Free Liberal

Coordinating towards higher values

Mr. President, Economics Before Politics, Please

by Courtney Knapp

A recent ruling by the World Trade Organization confirmed that the current tariffs violate global trade laws. For the benefit of both American interests and the global economy, the Bush Administration should realize its error and lift the tariffs before they expire in March of 2005.
Ostensibly, the 8 to 30 percent tariffs were imposed to give domestic industry respite from foreign competition. However, it is clear to see how this decision is motivated by politics rather than sound economics. The tariffs will do little or nothing to revive the failing domestic steel industry, while damaging domestic steel- using industries. By catering to powerful lobbyists in Pennsylvania, West Virginia, and Ohio, the Bush Administration hoped to gain important Republicans votes for the 2004 Presidential elections.
The Bush Administration should view their choices on a global and dynamic level. Although enacting the sanctions would hurt Bush’s chances of winning the steel swing states, by withdrawing the tariffs the economy would be given a chance to recover from the damage they have done in addition to helping ease the tension between the US and the rest of the world.
According to the Consuming Industries Trade Action Coalition, for every employee in the steel-producing industry there are 59 workers in steel-using industries. In other words, for every 1 steel worker whose job is saved, 59 electricians, mechanics, and manufacturers suffer. Prices in the United States are higher than the prices we pay or would pay for comparable quantities in any other location because of fixed costs in production. The United States is not the most efficient producer of steel and the fixed costs of steel production continue to rise. The Institute for International Economics estimates that as many as 52,000 jobs have been lost in the steel-using industry since the tariffs were enacted.

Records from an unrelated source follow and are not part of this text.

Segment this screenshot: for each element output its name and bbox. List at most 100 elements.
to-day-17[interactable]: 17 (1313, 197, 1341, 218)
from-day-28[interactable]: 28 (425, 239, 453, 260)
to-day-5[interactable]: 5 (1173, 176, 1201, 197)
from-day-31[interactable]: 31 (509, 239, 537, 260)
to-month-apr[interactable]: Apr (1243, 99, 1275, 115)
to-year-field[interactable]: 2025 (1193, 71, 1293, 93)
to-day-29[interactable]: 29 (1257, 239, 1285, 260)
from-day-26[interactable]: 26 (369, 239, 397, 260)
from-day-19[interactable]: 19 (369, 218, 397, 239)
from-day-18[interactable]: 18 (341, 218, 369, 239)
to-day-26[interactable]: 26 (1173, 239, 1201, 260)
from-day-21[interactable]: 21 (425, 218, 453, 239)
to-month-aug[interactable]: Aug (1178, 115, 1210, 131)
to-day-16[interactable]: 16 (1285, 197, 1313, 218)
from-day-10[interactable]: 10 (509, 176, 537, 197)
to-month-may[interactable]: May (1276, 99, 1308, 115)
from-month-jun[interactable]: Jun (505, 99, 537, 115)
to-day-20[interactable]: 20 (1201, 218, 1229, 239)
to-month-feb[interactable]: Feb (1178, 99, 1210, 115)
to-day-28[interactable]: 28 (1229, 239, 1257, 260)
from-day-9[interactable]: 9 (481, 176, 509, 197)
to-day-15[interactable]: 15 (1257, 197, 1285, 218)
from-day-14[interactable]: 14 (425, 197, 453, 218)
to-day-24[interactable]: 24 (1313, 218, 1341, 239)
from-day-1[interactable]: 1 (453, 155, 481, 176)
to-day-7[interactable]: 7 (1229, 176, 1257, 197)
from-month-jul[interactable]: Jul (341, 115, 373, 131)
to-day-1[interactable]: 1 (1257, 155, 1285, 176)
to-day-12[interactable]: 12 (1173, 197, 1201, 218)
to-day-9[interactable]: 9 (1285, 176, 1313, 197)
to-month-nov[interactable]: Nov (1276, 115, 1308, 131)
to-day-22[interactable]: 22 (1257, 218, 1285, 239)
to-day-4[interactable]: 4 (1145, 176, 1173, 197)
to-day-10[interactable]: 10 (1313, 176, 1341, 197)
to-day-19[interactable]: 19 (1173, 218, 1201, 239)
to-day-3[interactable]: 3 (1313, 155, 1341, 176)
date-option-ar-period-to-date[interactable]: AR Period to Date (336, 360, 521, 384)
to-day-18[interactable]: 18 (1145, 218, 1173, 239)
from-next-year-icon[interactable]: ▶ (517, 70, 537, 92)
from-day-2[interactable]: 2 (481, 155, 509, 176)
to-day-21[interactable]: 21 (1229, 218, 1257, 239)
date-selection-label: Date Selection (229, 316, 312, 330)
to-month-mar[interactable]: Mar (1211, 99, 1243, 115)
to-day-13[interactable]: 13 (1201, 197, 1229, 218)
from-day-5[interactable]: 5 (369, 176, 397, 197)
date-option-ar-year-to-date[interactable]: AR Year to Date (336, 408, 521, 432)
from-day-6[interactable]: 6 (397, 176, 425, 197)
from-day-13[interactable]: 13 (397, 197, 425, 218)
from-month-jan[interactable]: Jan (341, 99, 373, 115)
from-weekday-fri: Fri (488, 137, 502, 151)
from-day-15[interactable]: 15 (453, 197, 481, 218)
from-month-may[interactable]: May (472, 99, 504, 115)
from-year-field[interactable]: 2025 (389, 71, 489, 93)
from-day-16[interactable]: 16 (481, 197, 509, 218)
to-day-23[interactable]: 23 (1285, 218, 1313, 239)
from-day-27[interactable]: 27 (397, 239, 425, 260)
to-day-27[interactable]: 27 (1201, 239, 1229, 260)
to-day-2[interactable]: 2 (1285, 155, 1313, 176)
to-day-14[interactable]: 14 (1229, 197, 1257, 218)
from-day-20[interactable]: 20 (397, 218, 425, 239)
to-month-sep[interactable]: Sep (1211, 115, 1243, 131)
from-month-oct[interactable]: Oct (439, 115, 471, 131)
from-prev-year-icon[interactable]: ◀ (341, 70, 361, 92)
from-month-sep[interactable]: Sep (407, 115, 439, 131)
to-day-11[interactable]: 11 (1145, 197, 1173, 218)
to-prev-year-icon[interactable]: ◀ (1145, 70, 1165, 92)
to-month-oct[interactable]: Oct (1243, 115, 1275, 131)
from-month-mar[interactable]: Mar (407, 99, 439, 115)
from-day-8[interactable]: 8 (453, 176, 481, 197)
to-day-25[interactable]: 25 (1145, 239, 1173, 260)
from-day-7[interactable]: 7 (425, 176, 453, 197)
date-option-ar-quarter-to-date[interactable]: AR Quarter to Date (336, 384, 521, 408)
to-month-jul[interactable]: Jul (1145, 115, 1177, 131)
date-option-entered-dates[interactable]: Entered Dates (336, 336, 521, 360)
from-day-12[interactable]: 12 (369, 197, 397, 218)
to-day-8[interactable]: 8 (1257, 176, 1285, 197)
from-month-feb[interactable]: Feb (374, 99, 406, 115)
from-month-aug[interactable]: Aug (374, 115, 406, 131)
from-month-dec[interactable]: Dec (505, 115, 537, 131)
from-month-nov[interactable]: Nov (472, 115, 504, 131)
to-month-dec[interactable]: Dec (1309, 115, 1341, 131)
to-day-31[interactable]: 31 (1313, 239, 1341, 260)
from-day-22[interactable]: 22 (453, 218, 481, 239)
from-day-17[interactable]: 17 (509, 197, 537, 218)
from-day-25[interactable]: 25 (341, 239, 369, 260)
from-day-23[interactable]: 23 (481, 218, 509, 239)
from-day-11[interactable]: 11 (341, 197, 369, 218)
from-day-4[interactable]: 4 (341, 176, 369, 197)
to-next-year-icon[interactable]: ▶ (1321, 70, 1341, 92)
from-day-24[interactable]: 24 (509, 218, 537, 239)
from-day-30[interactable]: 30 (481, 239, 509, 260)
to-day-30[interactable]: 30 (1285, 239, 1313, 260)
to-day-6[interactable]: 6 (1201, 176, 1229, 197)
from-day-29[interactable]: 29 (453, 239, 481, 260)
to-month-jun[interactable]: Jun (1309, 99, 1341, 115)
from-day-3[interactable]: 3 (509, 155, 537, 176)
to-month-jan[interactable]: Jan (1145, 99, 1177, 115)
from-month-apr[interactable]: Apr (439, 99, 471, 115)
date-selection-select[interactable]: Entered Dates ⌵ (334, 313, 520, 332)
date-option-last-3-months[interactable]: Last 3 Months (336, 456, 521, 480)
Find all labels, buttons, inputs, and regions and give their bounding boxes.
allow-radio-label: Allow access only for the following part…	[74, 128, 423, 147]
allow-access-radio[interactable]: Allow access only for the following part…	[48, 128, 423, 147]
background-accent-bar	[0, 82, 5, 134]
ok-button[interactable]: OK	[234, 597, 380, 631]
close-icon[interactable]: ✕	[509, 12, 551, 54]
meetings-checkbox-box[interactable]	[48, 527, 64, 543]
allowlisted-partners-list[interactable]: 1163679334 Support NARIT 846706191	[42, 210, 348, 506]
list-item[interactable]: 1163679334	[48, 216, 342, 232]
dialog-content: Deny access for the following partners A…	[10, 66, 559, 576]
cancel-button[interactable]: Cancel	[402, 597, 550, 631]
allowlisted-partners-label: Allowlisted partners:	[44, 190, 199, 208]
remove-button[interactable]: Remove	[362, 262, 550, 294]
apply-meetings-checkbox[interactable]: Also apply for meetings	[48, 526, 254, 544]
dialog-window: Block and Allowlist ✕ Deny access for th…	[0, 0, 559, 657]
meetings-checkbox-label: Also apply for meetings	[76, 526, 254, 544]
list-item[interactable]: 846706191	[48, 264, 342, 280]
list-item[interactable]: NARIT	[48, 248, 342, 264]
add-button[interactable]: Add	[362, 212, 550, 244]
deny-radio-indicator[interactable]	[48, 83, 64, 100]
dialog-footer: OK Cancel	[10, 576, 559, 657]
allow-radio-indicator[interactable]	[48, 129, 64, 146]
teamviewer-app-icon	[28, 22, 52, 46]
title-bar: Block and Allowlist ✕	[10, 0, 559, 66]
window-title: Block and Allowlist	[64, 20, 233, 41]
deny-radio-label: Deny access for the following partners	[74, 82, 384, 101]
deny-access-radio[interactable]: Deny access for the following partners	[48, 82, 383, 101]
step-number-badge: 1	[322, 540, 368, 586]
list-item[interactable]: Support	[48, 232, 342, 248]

Keeping the controversial program will only continue to hurt manufacturers who rely on cheap steel prices for economic success and allow artificial pricing to flourish.
Even if foreign imports were completely prohibited, the steel industry would remain unproductive. Rather then bolster an inefficient industry and shelter domestic firms from more efficient global competition, the Bush Administration should help move the fading steel industry towards specialization. In order for the industry as a whole to remain competitive, only the best and most efficient companies should be producing steel. The elimination of tariffs would also help to fortify the steel-using manufacturing industry, the only sector that has yet to feel the impact of a strengthening economy.
The tariffs were found to be inconsistent with US commitments under the Agreement on Safeguards and the WTO ruled the export subsidies illegal. At this news, the EU asserted that it would enact tariffs in retaliation if the US refuses to change or eliminate the tariffs. Up to $4 billion in tariffs on 1,866 products could be imposed on exports ranging from machinery to textiles and fruits. Our international trading partners, especially the EU, have been livid from the start, calling the tariffs unfair and unnecessary. According to the WTO decision and angered EU citizens, the US already has a diminishing credibility with our trading partners. Many Americans recognize that there is no sound justification for the tariffs and that the situation must be remedied.
Currently, the Bush Administration is searching for an arrangement that will please all parties involved. Hoping to keep the swing states placated while creating more exemptions seems to be the conclusion on the horizon. In response to the Administration’s said objective, Pascal Lamy, the EU Trade Commissioner, argues that there is no compromise between the status quo and the elimination of tariffs.
The current tariffs allow the failing steel producers to stay in business while they losing money. The EU, and possibly the rest of the world, will enact corrective sanctions on the US, which will damage a vulnerable economy’s recovery. An impossible level of justification would be needed to continue with the tariffs as they are now. The Bush Administration should put economics above politics, as no number of votes is worth the costs of the current tariffs.